Yusuf made this known on Friday in Lagos and noted that the figure surpassed projections of both the International Monetary Fund (IMF) and the World Bank of 2.6 per cent and 2.7 per cent respectively.
The CPPE boss attributed the positive growth to a strong base effect and the easing of shocks of the pandemic on the economy.
He noted that the base year (2020) was characterised by devastating shocks of the COVID-19 pandemic with its attendant collapse of commodity prices, supply chains disruptions, travel restrictions and lockdown.
“But in 2021, we saw a rebound of oil prices, relaxation of travel restrictions, improvements in vaccination rates, lifting of lockdowns and economic stimulus programmes by government.
“The fourth quarter typically witnessed increased spending and heightened tempo of economic activities because of the end of year festivities.
“These were the critical drivers of the growth,” he said.
Yusuf, however, noted that the GDP growth was not an end in itself but a means to an end.

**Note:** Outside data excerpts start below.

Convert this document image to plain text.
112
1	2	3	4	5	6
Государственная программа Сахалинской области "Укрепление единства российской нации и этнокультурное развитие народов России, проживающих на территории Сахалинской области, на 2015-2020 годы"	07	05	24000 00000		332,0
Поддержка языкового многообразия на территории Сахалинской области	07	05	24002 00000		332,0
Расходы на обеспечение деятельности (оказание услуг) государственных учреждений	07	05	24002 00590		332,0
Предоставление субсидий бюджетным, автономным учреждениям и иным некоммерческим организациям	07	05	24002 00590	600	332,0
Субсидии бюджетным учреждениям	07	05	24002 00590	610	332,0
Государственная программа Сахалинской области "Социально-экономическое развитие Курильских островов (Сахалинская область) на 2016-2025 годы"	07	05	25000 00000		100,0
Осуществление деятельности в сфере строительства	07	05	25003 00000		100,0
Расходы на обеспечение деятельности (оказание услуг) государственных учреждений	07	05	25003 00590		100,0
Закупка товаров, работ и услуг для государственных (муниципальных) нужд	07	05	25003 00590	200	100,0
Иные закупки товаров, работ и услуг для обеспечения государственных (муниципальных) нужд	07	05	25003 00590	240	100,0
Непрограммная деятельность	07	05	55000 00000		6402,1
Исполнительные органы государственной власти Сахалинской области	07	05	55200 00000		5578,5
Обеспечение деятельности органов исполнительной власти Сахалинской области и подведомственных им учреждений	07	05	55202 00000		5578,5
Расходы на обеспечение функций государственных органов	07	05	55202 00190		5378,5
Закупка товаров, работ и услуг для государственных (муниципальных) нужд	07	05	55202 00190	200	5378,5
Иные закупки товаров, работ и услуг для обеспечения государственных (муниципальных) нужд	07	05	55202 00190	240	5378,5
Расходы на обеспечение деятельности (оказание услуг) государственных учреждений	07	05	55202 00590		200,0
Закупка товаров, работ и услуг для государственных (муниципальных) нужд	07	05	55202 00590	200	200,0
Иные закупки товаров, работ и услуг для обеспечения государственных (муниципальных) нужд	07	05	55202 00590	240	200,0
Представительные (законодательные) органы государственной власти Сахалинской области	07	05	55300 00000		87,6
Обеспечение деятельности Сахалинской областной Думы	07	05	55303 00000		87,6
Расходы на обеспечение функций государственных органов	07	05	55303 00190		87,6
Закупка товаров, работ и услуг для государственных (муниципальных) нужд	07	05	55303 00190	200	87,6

He said for growth to be meaningful it must impact on citizens’ welfare, create jobs, alleviate poverty, reduce inequality, ensure prosperity of small businesses and promote inclusion.
Yusuf also said the economic performance on the score of those metrics had been sub-optimal.
“Galloping inflation and the sharp depreciation of the currency has inflicted immeasurable shocks on business performance and the welfare of citizens.
“Citizens purchasing power was considerably eroded, thus aggravating poverty.
“While we welcome the positive growth numbers, we reckon that there is still a great deal of work to be done to translate the growth to improved welfare and prosperity of small businesses.
“This will require a mix of fiscal, monetary and social policy interventions,” he said.